Bulkhead: Containing the Blast Radius

What You'll Learn

  • How a bulkhead isolates resource usage to prevent cascading failures
  • How to configure concurrency limits, wait queues, and fairness
  • The distinction between Bulkhead and VStreamPar
  • How to protect VTask operations with concurrency limiting
  • How to chain withBulkhead on Path carriers, with typed rejections on the railway

A ship's bulkhead divides the hull into compartments. If one compartment floods, the others stay dry. Without bulkheads, a single breach sinks the entire vessel.

Software systems face the same risk. If your application calls three external services and one becomes very slow, every thread that calls that service blocks indefinitely. Eventually those threads are exhausted and the other two services, both perfectly healthy, become unreachable because there are no threads left to call them. One slow service has sunk the ship.

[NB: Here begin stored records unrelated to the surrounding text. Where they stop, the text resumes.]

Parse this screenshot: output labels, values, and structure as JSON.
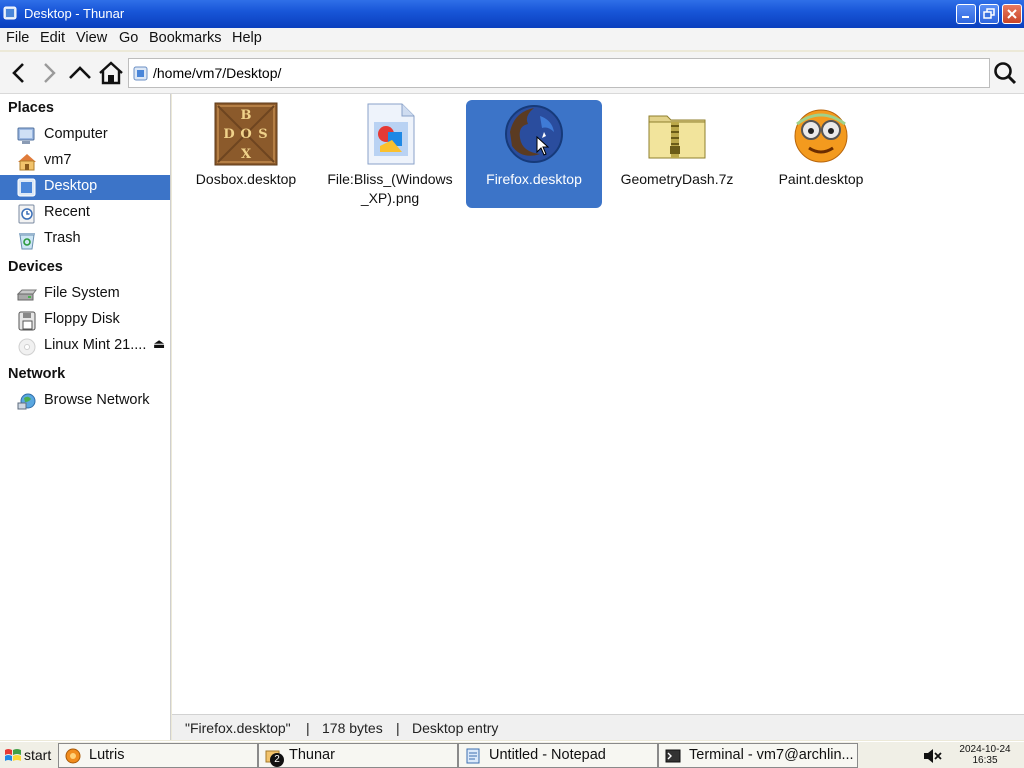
{
  "window": {
    "title": "Desktop - Thunar",
    "accent": "#0a3fbe",
    "selection_color": "#3c74c8"
  },
  "menu": [
    "File",
    "Edit",
    "View",
    "Go",
    "Bookmarks",
    "Help"
  ],
  "toolbar": {
    "icons": [
      "back-arrow-icon",
      "forward-arrow-icon",
      "up-arrow-icon",
      "home-icon",
      "search-icon"
    ],
    "path": "/home/vm7/Desktop/"
  },
  "sidebar": {
    "places": {
      "heading": "Places",
      "items": [
        {
          "label": "Computer",
          "icon": "computer-icon"
        },
        {
          "label": "vm7",
          "icon": "home-folder-icon"
        },
        {
          "label": "Desktop",
          "icon": "desktop-icon",
          "active": true
        },
        {
          "label": "Recent",
          "icon": "recent-icon"
        },
        {
          "label": "Trash",
          "icon": "trash-icon"
        }
      ]
    },
    "devices": {
      "heading": "Devices",
      "items": [
        {
          "label": "File System",
          "icon": "drive-icon"
        },
        {
          "label": "Floppy Disk",
          "icon": "floppy-icon"
        },
        {
          "label": "Linux Mint 21....",
          "icon": "disc-icon",
          "eject": "⏏"
        }
      ]
    },
    "network": {
      "heading": "Network",
      "items": [
        {
          "label": "Browse Network",
          "icon": "network-icon"
        }
      ]
    }
  },
  "files": [
    {
      "name": "Dosbox.desktop",
      "icon": "dosbox-icon"
    },
    {
      "name": "File:Bliss_(Windows _XP).png",
      "line1": "File:Bliss_(Windows",
      "line2": "_XP).png",
      "icon": "image-file-icon"
    },
    {
      "name": "Firefox.desktop",
      "icon": "firefox-icon",
      "selected": true
    },
    {
      "name": "GeometryDash.7z",
      "icon": "archive-icon"
    },
    {
      "name": "Paint.desktop",
      "icon": "paint-icon"
    }
  ],
  "status": {
    "name": "\"Firefox.desktop\"",
    "sep": "|",
    "size": "178 bytes",
    "type": "Desktop entry"
  },
  "taskbar": {
    "start": "start",
    "tasks": [
      {
        "label": "Lutris",
        "icon": "lutris-icon"
      },
      {
        "label": "Thunar",
        "icon": "thunar-icon",
        "badge": "2"
      },
      {
        "label": "Untitled - Notepad",
        "icon": "notepad-icon"
      },
      {
        "label": "Terminal - vm7@archlin...",
        "icon": "terminal-icon"
      }
    ],
    "clock_date": "2024-10-24",
    "clock_time": "16:35"
  }
}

A Bulkhead prevents this by limiting how many concurrent callers can access a shared resource. If the limit is reached, additional callers either wait briefly or are turned away immediately.

How It Works

    Incoming requests
    ─────┬──────┬──────┬──────┬──────┬──────┬──────
         │      │      │      │      │      │
         ▼      ▼      ▼      ▼      ▼      ▼
    ┌─────────────────────────────────────────────┐
    │              Bulkhead (max=3)               │
    │                                             │
    │   ┌─────┐  ┌─────┐  ┌─────┐                 │
    │   │ R1  │  │ R2  │  │ R3  │  ← executing    │
    │   └─────┘  └─────┘  └─────┘                 │
    │                                             │
    │   ┌─────┐  ┌─────┐                          │
    │   │ R4  │  │ R5  │  ← waiting for permit    │
    │   └─────┘  └─────┘                          │
    │                                             │
    │   R6 → BulkheadFullException                │
    │         (wait queue full or timeout)        │
    └─────────────────────────────────────────────┘

Creating a Bulkhead

// Simple: just a concurrency limit
Bulkhead dbBulkhead = Bulkhead.withMaxConcurrent(10);

// Full configuration
Bulkhead apiBulkhead = Bulkhead.create(BulkheadConfig.builder()
    .maxConcurrent(5)                         // 5 concurrent callers
    .maxWait(10)                              // Up to 10 callers can wait
    .waitTimeout(Duration.ofSeconds(2))       // Wait up to 2 seconds for a permit
    .fairness(true)                           // FIFO ordering for waiting callers
    .build());
SettingDefaultDescription
maxConcurrent10Maximum simultaneous executions
maxWait0Maximum callers in the wait queue (0 = no limit)
waitTimeout5sHow long to wait for a permit before giving up
fairnessfalseWhether to serve waiting callers in FIFO order

Protecting VTask Operations

Bulkhead dbBulkhead = Bulkhead.withMaxConcurrent(10);

VTask<Result> protectedQuery = dbBulkhead.protect(
    VTask.of(() -> database.query(sql)));

// When the permit is acquired, the task runs normally.
// When the bulkhead is full, BulkheadFullException is thrown.
Result result = protectedQuery.run();

Like CircuitBreaker.protect(), the method is generic: one bulkhead can protect calls returning different types.

Handling Rejection

When the bulkhead cannot accept a caller, it throws BulkheadFullException:

VTask<Result> resilient = dbBulkhead.protect(
        VTask.of(() -> database.query(sql)))
    .recover(ex -> {
        if (ex instanceof BulkheadFullException) {
            log.warn("Database connection pool exhausted");
            return Result.fromCache(sql);
        }
        throw (ex instanceof RuntimeException re) ? re : new RuntimeException(ex);
    });

Path-Native Bulkheads

The lazy Path carriers chain bulkhead protection directly:

IOPath<Result> guarded = Path.io(() -> database.query(sql))
    .withBulkhead(dbBulkhead);

VTaskPath<Result> guardedAsync = Path.vtask(() -> database.query(sql))
    .withBulkhead(dbBulkhead);

On the typed-error carriers, the typed overload keeps a rejected execution on the typed channel: BulkheadFullException becomes a Left instead of a thrown exception or defect.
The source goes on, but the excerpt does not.